Jonathan, as always, thanks for your thoughtful engagement.
On the issue of imputation – it is a very interesting concept, one to consider. But asking whether that is a concept found within Scripture (i.e., 2 Cor 5:21) has to at least drive how we handle Scripture. I am not sure Wright gets that passage exactly correct, but I do like how he embeds it (the full chapter 5) within what Paul is saying about his and his team’s ministry. Vs21 isn’t a sentence that stands all by itself, and thus I think it does call into question our general idea of imputation. We love vs21, but vs21 takes on fresh meaning within all of ch5 and all of the letter.
I don’t sense that Wright mocks the idea of sin in Luther’s writings. At least from what I’ve read, I don’t recall it. I think Wright very much understands sin. But here is the thing that the NPP does get correct – it focuses in on the communal soteriological understanding of Scripture, over and above our western obsession with the individual concept. Now, I don’t want to chuck aside the personal as a whole. I believe in applying Scripture personally, but I believe doing so (from a Scriptural standpoint) comes first from considering the communal aspect. God’s people as a whole were going to be “saved” (delivered) from the impending judgment (which does include individuals). But that flows from the collective understanding together.

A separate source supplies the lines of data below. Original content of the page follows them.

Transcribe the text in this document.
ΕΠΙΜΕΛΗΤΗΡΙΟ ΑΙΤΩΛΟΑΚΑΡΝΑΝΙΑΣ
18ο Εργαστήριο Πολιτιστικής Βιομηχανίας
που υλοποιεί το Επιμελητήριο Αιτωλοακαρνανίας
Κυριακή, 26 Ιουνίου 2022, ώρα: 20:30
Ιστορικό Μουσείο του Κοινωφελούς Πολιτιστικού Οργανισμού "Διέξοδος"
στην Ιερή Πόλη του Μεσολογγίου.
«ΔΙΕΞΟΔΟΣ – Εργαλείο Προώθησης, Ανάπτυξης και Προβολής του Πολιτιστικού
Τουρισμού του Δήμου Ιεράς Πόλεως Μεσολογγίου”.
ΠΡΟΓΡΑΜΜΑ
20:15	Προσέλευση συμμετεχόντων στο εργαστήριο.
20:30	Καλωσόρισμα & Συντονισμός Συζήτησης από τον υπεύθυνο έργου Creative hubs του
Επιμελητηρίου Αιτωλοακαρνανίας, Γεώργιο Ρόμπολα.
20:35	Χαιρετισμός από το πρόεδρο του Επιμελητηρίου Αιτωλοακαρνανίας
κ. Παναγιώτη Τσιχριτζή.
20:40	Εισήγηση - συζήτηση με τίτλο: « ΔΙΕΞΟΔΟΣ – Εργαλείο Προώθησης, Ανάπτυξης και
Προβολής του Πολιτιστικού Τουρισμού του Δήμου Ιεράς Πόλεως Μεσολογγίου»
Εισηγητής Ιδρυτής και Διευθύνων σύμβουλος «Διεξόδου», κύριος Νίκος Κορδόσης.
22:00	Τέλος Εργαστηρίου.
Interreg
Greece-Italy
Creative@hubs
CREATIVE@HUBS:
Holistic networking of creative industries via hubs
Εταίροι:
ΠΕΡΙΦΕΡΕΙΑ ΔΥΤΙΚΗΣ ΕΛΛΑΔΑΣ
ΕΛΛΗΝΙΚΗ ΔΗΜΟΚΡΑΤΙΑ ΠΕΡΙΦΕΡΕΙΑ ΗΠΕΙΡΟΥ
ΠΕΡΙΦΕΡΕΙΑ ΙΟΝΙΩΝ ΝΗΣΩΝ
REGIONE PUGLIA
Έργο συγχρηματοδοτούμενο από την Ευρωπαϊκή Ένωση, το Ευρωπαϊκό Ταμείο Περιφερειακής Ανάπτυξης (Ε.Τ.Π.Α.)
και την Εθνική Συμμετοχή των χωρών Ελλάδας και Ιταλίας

It is so challenging to read Romans without a Luther/Calvin (even Augustinian) influence. So difficult. And I think what was happening in their time was important – as we would want to read Scripture and think “how shall we then live in light of this today” in our own setting. But at least starting at base foundation with Scripture, the way the Jews thought was very different from us. The Scripture is thoroughly ancient and Jewish – it talks like it, tastes like it, smells like it, you get the point. 😉
Perhaps a book to start with to introduce how our western ideas can get in the way is Misreading Scripture with Western Eyes. I reviewed half of the book in multiple articles here that you could look into. I don’t think that book goes far enough in helping us understand how to better read Scripture without western blinders. But I think it’s a good intro.